Extras are many and include all of the original DVD extras. The full breakdown includes:

Disc 1
O Filmmakers Pete Docter, Lee Unkrich, Darla Anderson, and Bob Peterson reflect on the creation of the film, and share their most memorable anecdotes.
O A sneak peak of the newest Monsters attraction in Tokyo Disneyland, with exclusive interviews of the artists and engineers behind the ride.
• Commentary by director Pete Docter, co-director Lee Unkrich, writer Andrew Stanton, and executive producer John Lasseter
• Academy Award® nominated short film “Mike’s New Car“ (With Audio Commentary By
• Academy Award® winning short film “For the Birds” (With Audio Commentary By Director)

Disc 2
**ALL NEW Blu-ray Exclusive Bonus Features **:
o Think you have what it takes to be a Monsters, Inc. employee? Roz will be the judge of that with her 100 Door Challenge. Deal with whatever is behind each new door. It could be a puzzle, a trivia question, a mini-game . . . it could be crazy! Do your best. Your future employment at Monsters, Inc. hangs in the balance.
o Movie Chat
o Movie Mail
o Movie Challenge
o Movie Rewards
• Banished Concepts
• Storyboard To Film Comparison
• Monster file
• Animation Gag Reel 1: Sulley/Boo/Waternoose
• Animation Gag Reel 2: Giraffe Gag
• Animation Gag Reel 3: Sulley Bowling Boo

The whole second disc is kind of throw-away, as it’s more of a kids focused disc with some dated extras that really aren’t all that entertaining.

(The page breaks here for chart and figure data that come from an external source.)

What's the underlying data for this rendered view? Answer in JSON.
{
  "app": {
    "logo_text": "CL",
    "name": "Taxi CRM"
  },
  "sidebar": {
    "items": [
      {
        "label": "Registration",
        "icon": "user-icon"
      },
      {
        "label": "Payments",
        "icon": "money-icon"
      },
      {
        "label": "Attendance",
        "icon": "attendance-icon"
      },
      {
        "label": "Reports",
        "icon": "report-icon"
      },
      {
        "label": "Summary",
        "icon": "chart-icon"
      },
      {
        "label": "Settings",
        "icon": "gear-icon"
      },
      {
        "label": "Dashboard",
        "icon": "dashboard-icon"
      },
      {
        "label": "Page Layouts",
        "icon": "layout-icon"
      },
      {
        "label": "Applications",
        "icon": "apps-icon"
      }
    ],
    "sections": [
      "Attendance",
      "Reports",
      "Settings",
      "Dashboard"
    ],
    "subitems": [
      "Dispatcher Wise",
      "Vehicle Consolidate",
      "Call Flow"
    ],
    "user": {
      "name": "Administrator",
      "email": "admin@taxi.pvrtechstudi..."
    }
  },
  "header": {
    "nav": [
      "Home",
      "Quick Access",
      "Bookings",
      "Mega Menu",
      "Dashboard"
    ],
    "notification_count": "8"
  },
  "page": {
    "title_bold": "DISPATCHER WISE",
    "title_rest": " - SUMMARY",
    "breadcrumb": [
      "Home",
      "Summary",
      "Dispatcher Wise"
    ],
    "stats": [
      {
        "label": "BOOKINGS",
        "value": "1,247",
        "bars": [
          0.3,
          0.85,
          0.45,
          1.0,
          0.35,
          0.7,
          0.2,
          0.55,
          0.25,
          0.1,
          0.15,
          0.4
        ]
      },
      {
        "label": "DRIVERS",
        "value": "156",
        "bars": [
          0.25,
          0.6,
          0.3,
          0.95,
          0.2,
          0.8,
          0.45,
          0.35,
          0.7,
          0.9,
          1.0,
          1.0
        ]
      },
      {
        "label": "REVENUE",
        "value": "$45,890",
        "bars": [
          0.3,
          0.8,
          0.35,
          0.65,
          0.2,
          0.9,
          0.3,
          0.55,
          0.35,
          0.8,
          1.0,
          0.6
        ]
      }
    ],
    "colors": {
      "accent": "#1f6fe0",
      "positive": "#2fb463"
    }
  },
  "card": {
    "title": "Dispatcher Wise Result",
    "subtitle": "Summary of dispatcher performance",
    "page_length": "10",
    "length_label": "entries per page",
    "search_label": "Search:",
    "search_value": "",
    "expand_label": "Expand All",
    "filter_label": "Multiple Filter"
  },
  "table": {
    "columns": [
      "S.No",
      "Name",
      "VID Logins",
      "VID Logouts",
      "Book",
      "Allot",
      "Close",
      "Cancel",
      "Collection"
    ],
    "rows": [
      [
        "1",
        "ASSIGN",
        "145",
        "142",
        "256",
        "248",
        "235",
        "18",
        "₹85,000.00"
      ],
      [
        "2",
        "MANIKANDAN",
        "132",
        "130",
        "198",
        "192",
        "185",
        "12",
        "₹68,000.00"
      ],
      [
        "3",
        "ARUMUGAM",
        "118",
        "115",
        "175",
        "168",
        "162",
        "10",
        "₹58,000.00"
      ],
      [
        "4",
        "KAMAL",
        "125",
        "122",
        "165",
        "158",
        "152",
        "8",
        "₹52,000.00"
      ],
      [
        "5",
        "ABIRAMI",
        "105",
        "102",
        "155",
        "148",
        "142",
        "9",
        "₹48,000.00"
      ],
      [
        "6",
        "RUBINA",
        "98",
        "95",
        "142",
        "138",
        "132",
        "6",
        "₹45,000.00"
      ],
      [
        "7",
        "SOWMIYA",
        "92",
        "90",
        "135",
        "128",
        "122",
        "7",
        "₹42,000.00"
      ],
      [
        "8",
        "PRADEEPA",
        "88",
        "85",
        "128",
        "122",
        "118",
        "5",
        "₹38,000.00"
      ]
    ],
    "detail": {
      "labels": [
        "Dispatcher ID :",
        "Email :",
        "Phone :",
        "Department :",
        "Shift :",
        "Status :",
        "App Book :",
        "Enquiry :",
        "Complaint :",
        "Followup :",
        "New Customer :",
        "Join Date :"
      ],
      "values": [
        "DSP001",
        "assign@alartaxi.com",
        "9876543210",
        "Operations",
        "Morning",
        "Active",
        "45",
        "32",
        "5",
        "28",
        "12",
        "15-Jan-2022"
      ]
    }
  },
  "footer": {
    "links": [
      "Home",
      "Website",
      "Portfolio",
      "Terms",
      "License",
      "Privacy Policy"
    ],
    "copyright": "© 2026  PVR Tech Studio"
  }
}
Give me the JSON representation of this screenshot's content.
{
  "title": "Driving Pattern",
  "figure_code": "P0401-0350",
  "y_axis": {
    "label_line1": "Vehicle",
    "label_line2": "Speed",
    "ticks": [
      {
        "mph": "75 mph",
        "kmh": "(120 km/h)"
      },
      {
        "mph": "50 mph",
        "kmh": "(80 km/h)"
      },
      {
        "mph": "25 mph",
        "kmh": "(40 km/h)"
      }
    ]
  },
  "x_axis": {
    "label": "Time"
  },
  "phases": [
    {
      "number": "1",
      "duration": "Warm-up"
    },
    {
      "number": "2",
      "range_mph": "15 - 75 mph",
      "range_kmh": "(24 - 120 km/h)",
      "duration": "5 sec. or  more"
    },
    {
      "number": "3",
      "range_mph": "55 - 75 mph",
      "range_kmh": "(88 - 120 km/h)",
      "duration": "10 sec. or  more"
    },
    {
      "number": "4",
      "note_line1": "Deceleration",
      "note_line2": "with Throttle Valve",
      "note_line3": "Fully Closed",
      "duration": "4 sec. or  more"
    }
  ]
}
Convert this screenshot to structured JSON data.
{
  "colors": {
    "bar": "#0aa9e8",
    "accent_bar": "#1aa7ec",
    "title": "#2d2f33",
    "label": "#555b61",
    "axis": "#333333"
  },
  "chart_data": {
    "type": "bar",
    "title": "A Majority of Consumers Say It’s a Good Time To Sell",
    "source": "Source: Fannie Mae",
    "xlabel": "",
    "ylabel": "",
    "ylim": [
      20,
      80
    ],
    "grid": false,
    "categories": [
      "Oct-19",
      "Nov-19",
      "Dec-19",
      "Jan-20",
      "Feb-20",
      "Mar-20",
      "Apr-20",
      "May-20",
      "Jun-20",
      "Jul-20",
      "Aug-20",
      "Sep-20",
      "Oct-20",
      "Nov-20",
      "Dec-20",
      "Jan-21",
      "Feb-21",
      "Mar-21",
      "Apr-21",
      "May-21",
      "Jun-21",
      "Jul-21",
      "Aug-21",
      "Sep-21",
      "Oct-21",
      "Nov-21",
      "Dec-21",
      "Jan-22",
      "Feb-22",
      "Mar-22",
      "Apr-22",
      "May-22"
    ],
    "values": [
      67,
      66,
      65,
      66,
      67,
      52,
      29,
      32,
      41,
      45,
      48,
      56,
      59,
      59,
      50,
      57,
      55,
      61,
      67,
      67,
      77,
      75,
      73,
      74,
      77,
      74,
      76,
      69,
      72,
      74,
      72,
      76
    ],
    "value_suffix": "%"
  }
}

Having said that, however, the bonus shorts included on disc 1 in full HD are a welcome treat and just about everything from this fantastic. The three copies of one film is a bit overkill, but Disney is at least covering all possible bases with their recent animated releases. Hard to fault them for that! In the end this set is Highly Recommended. The video and audio mixes are just too fantastic to pass up.

Monsters, Inc. is now available on four-disc Blu-ray.